Fey, Charles J.; Kelly, Kenneth E.
Most institutions teach ethics in some academic disciplines, but such efforts are usually experiential and are typically designed to reach student leaders and judicial offenders. This packet summarizes six model ethics programs which were identified as being comprehensive--they reached all or most of their students. The sample programs here were implemented either through a general education requirement in ethics education, an institutionally mandated ethics component in each academic discipline, a required capstone experience or required community service learning experience with an ethics element, or something else which reaches most of an institution's students.
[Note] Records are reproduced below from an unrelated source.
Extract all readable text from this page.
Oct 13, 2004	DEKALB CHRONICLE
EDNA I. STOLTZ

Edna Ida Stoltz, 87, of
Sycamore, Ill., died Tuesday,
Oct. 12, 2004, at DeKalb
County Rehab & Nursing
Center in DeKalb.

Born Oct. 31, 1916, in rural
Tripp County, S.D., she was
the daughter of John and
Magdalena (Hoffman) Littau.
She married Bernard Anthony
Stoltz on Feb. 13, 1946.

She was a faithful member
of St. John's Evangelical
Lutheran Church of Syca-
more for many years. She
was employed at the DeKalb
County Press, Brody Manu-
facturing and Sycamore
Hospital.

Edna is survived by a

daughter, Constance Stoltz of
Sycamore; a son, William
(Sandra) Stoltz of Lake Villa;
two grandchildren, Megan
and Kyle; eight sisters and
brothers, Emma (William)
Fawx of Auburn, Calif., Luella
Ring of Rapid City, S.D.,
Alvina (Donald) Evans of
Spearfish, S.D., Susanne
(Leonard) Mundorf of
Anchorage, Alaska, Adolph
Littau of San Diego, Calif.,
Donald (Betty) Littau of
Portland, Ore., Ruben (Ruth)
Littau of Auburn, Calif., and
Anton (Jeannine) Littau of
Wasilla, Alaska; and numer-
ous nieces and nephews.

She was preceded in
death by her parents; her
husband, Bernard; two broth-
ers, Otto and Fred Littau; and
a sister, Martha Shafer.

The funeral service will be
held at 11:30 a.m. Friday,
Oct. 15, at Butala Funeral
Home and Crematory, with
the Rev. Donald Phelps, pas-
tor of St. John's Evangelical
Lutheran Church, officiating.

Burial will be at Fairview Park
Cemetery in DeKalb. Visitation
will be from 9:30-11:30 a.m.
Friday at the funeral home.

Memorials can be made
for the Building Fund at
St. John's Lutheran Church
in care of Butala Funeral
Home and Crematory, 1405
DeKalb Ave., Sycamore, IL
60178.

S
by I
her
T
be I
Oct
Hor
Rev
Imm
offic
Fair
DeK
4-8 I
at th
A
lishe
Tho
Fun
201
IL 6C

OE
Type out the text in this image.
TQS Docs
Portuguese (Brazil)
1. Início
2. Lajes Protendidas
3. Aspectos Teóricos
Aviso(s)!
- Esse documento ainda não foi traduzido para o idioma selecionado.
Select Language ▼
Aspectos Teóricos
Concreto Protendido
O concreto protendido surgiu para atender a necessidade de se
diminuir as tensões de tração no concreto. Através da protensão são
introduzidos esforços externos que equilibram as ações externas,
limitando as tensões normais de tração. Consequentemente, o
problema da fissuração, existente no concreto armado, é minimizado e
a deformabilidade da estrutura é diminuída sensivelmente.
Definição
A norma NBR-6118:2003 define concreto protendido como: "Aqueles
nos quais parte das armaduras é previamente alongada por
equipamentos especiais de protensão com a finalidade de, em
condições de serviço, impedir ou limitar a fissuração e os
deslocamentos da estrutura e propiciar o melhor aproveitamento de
The programs were theory grounded to ensure that all of the students in each institution graduated with a well-defined ethical framework for decision-making, both within their personal lives and their academic discipline. Also included are summaries of the following frequently used models of ethical decision making: (1) "Theory of Intellectual and Ethical Development (William Perry); (2) Dimensions of Development for Traditional Age College Students (especially, Developing Integrity) (Arthur Chickering; (3) Cognitive Stage Theory of the Development of Moral Judgment (Lawrence Kohlberg); (4) A Morality of Responsiblity and Care (Carol Gilligan); (5) Model of Ethical Reasoning (K. S. Kitchener); (6) Four-Component Model of Moral Behavior (J. R. Rest); and (7) Setting Up a Moral System: Basic Assumptions and Basic Principles (Humanitarian Ethics--A General Way of Determining Priority) (Jacques Thiroux). A listing of additional resources that educators can use to learn more about integrating ethics into the curriculum is included. (RJM)
Publication Type: Speeches/Meeting Papers; Reference Materials - Directories/Catalogs; Reports - Descriptive
Education Level: N/A
Authoring Institution: N/A
Note: Paper presented at the Annual Conference of the National Association of Student Personnel Administrators (78th, Atlanta, GA, March 13-16, 1996).